Nyang’oro was even paid approximately $12,000 to teach the course, which comprised only student athletes. Grades went out to students enrolled. The class never met.
Nyang’oro, the former chairman of the recently renamed Department of African and Afro-American Studies, was indicted Monday by a grand jury for obtaining $12,000 worth of property under false pretenses, a class H felony, according to the document. He will appear in court at 2 p.m. Tuesday.
A person cannot knowingly accept money with the intent to defraud a person under North Carolina general statutes.

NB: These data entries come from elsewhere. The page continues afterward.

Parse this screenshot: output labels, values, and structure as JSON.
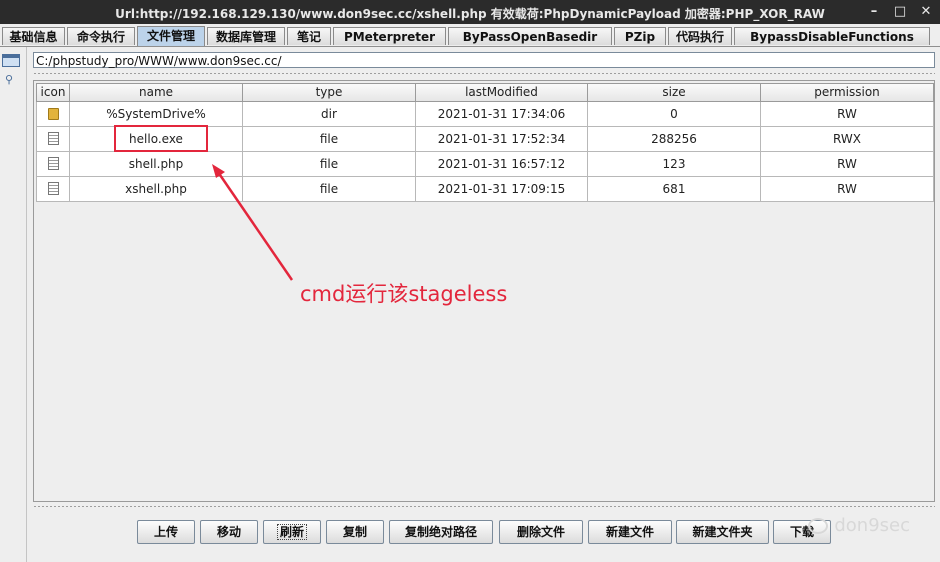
{
  "window": {
    "title": "Url:http://192.168.129.130/www.don9sec.cc/xshell.php 有效载荷:PhpDynamicPayload 加密器:PHP_XOR_RAW"
  },
  "tabs": [
    {
      "label": "基础信息"
    },
    {
      "label": "命令执行"
    },
    {
      "label": "文件管理"
    },
    {
      "label": "数据库管理"
    },
    {
      "label": "笔记"
    },
    {
      "label": "PMeterpreter"
    },
    {
      "label": "ByPassOpenBasedir"
    },
    {
      "label": "PZip"
    },
    {
      "label": "代码执行"
    },
    {
      "label": "BypassDisableFunctions"
    }
  ],
  "active_tab": "文件管理",
  "path": {
    "value": "C:/phpstudy_pro/WWW/www.don9sec.cc/"
  },
  "table": {
    "columns": [
      "icon",
      "name",
      "type",
      "lastModified",
      "size",
      "permission"
    ],
    "rows": [
      {
        "icon": "folder-icon",
        "name": "%SystemDrive%",
        "type": "dir",
        "lastModified": "2021-01-31 17:34:06",
        "size": "0",
        "permission": "RW"
      },
      {
        "icon": "file-icon",
        "name": "hello.exe",
        "type": "file",
        "lastModified": "2021-01-31 17:52:34",
        "size": "288256",
        "permission": "RWX"
      },
      {
        "icon": "file-icon",
        "name": "shell.php",
        "type": "file",
        "lastModified": "2021-01-31 16:57:12",
        "size": "123",
        "permission": "RW"
      },
      {
        "icon": "file-icon",
        "name": "xshell.php",
        "type": "file",
        "lastModified": "2021-01-31 17:09:15",
        "size": "681",
        "permission": "RW"
      }
    ]
  },
  "annotation": {
    "text": "cmd运行该stageless",
    "color": "#e3263c"
  },
  "buttons": [
    {
      "label": "上传"
    },
    {
      "label": "移动"
    },
    {
      "label": "刷新"
    },
    {
      "label": "复制"
    },
    {
      "label": "复制绝对路径"
    },
    {
      "label": "删除文件"
    },
    {
      "label": "新建文件"
    },
    {
      "label": "新建文件夹"
    },
    {
      "label": "下载"
    }
  ],
  "watermark": {
    "text": "don9sec"
  }
}
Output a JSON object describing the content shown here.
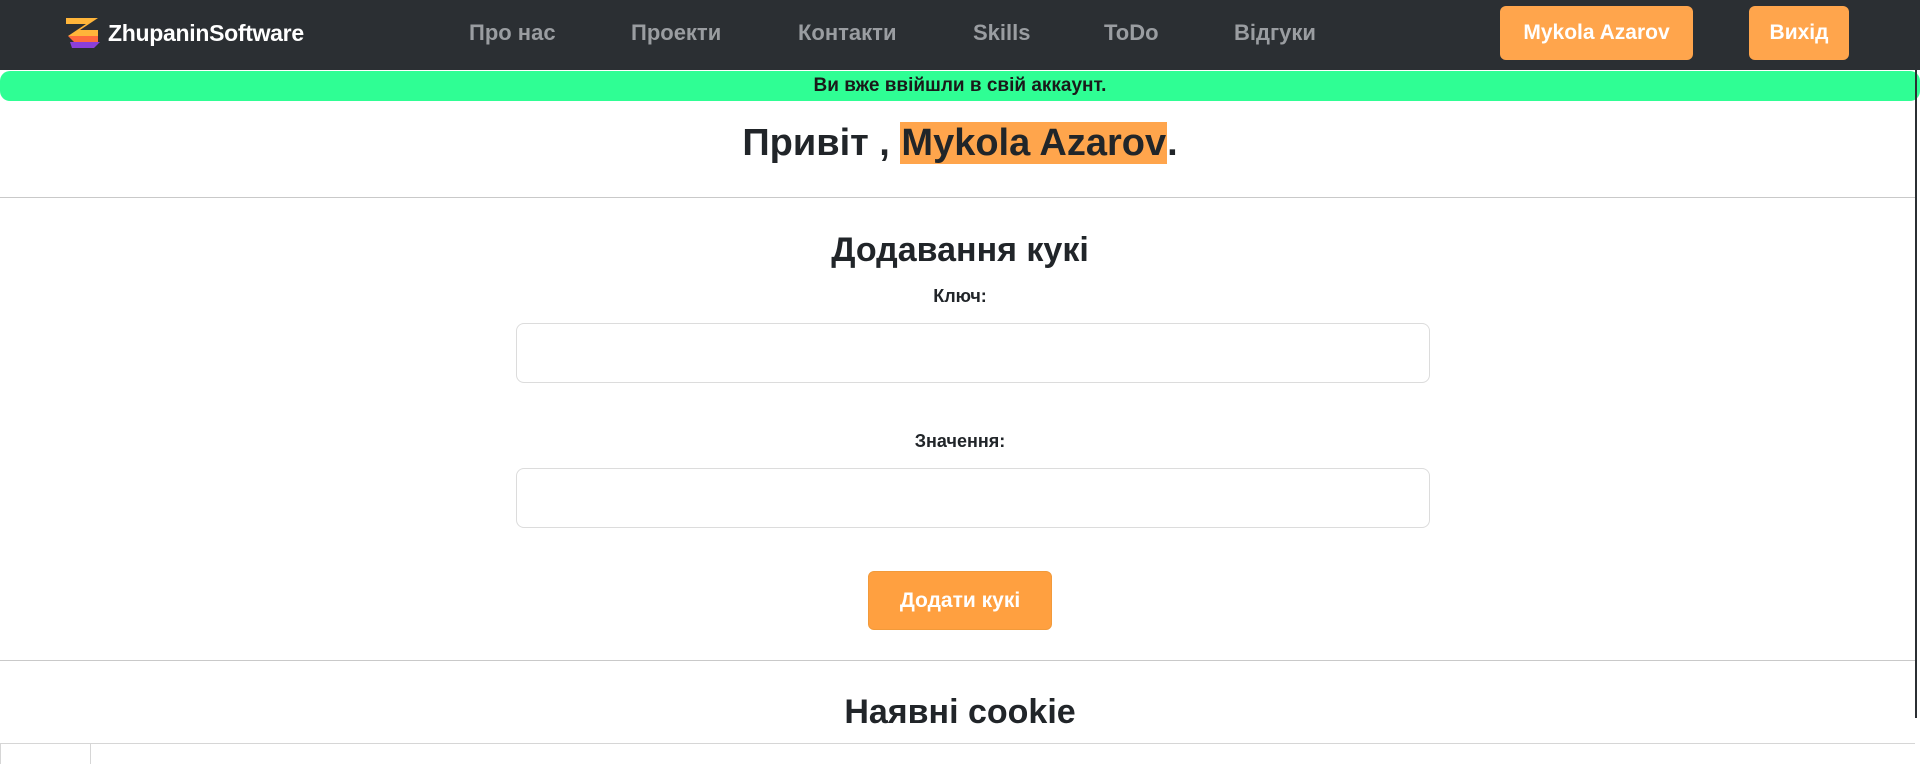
{
  "navbar": {
    "brand": "ZhupaninSoftware",
    "links": [
      "Про нас",
      "Проекти",
      "Контакти",
      "Skills",
      "ToDo",
      "Відгуки"
    ],
    "user_button": "Mykola Azarov",
    "logout_button": "Вихід"
  },
  "alert": {
    "message": "Ви вже ввійшли в свій аккаунт."
  },
  "greeting": {
    "prefix": "Привіт ,",
    "name": "Mykola Azarov",
    "suffix": "."
  },
  "add_cookie": {
    "title": "Додавання кукі",
    "key_label": "Ключ:",
    "key_value": "",
    "value_label": "Значення:",
    "value_value": "",
    "submit_label": "Додати кукі"
  },
  "cookies": {
    "title": "Наявні cookie"
  },
  "colors": {
    "navbar_bg": "#2b2f33",
    "accent": "#ffa54c",
    "alert_bg": "#2ffe94"
  }
}
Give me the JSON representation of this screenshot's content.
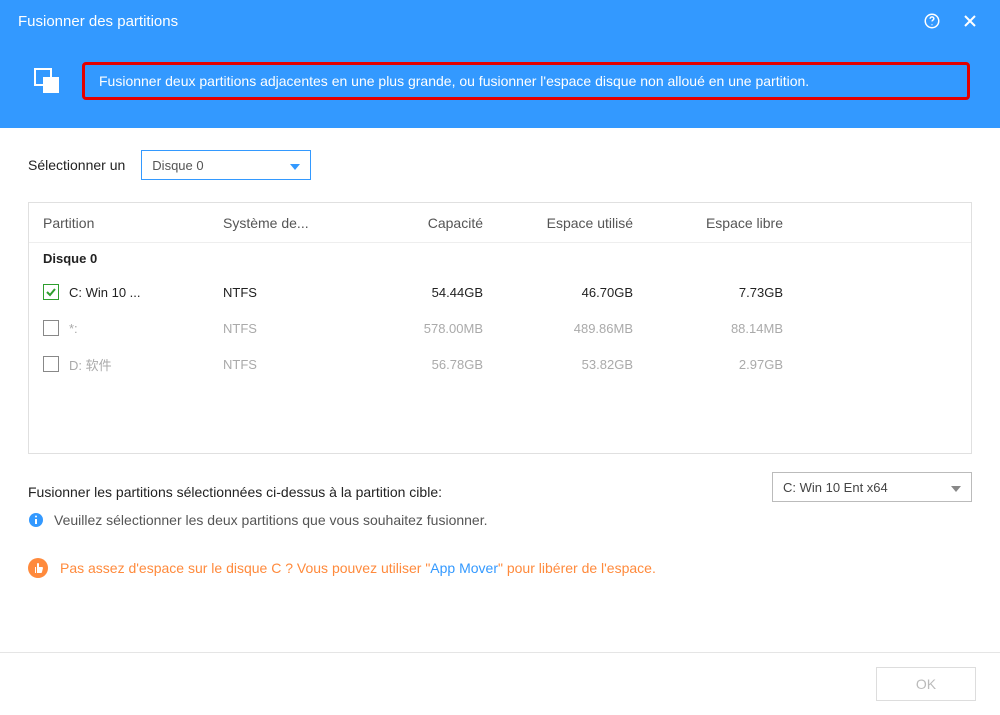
{
  "titlebar": {
    "title": "Fusionner des partitions"
  },
  "banner": {
    "text": "Fusionner deux partitions adjacentes en une plus grande, ou fusionner l'espace disque non alloué en une partition."
  },
  "selector": {
    "label": "Sélectionner un",
    "value": "Disque 0"
  },
  "table": {
    "headers": {
      "partition": "Partition",
      "fs": "Système de...",
      "capacity": "Capacité",
      "used": "Espace utilisé",
      "free": "Espace libre"
    },
    "group": "Disque 0",
    "rows": [
      {
        "checked": true,
        "enabled": true,
        "name": "C: Win 10 ...",
        "fs": "NTFS",
        "capacity": "54.44GB",
        "used": "46.70GB",
        "free": "7.73GB"
      },
      {
        "checked": false,
        "enabled": false,
        "name": "*:",
        "fs": "NTFS",
        "capacity": "578.00MB",
        "used": "489.86MB",
        "free": "88.14MB"
      },
      {
        "checked": false,
        "enabled": false,
        "name": "D: 软件",
        "fs": "NTFS",
        "capacity": "56.78GB",
        "used": "53.82GB",
        "free": "2.97GB"
      }
    ]
  },
  "below": {
    "label": "Fusionner les partitions sélectionnées ci-dessus à la partition cible:",
    "target_value": "C: Win 10 Ent x64"
  },
  "info": {
    "text": "Veuillez sélectionner les deux partitions que vous souhaitez fusionner."
  },
  "warn": {
    "prefix": "Pas assez d'espace sur le disque C ? Vous pouvez utiliser \"",
    "link": "App Mover",
    "suffix": "\" pour libérer de l'espace."
  },
  "footer": {
    "ok": "OK"
  }
}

The University asked Nyang’oro to retire in 2011 after officials discovered he helped form academic courses taught irregularly or not at all, some which had a disproportionately large number of student athletes enrolled.
It’s a scandal that has wracked the University during the last three years and Monday’s indictment was the result of a year-and-a-half-long State Bureau of Investigation probe.
Orange County District Attorney Jim Woodall said there could be one more indictment of a former academic employee in January, but that even if Nyang’oro is found guilty, the likely punishment will be probation.
“We weren’t seeing a lot of criminal activity here,” he said. “There may have been academic fraud and improprieties, but that’s not illegal.”
Woodall said the reason indictments have taken more than a year to be issued is that there has only been one SBI investigator examining UNC’s records.